The second factor is how easy it is for the category of patients eligible for assisted suicide to expand. In Belgium, an early adopter of legalized euthanasia, doctors for the first time euthanized an underage minor in September. The child reportedly gave consent and was suffering from a terminal disease, but the country had prohibited the mercy killing of minors until two years ago. In fact, the category of who is eligible for assisted suicide grows, with proponents using the argument that they are unable or cannot ethically deny people the right to end their lives simply because they fall into a certain category. The Colorado referendum, allegedly modeled after Oregon’s legislation, actually removed some of the reporting and counseling requirements. The infamous “slippery slope” argument fits quite adequately in the assisted suicide debate.

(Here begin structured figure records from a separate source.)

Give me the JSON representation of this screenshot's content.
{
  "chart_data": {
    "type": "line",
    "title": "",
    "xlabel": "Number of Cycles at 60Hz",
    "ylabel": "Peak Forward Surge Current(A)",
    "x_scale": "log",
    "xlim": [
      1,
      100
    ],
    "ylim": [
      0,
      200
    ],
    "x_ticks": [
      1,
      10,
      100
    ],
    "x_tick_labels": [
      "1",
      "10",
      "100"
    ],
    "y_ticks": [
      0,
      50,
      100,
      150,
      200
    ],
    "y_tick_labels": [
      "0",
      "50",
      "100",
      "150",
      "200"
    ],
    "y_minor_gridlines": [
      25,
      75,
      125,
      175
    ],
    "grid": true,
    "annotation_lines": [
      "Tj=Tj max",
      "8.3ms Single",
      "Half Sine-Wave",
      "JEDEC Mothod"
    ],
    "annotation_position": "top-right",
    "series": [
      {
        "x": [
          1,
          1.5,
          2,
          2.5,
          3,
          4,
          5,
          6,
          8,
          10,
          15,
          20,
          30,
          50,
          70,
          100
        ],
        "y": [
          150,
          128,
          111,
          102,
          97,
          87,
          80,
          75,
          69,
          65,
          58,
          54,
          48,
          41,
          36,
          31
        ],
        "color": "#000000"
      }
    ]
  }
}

While abortion will remain a passionate debate for years, the structure of the debate was set in place by the generation who witnessed and grew up in the wake of Roe v. Wade set the tone for the reaction afterward. For Millennials, assisted suicide is the tough moral debate for our generation. While no one wants to witness another person suffer, or force someone else to watch a loved one experience seemingly needless pain, the consequences of legalized assisted suicide are frightening and an anathema to everything the Church values. Rather than strive to provide comfortable, dignified options to help people through a terminal illness, insurance companies and medical practitioners could push patients to the quicker and cheaper assisted suicide route. For the poor who don’t want to burden their family with medical bills, assisted suicide may seem like a compassionate solution, even if the rich would feel no similar pressure. The definitions of terminal, pain, and consent quickly expand and can fit a wide range of categories, encompassing any inconvenient ailment that is easier to solve with a lethal dose of a prescription.
As a Democrat, the idea that my party could embrace this position after it has already embraced abortion on demand is terrifying. For a party searching for popular policy positions to trumpet, and already comfortable with the idea of “the right to”, November 8, 2016 could one day be the date when assisted suicide reached a turning point in U.S. policy. With slowly building momentum and silent popular support, Colorado this week became another battleground in the next big fight over human life and dignity.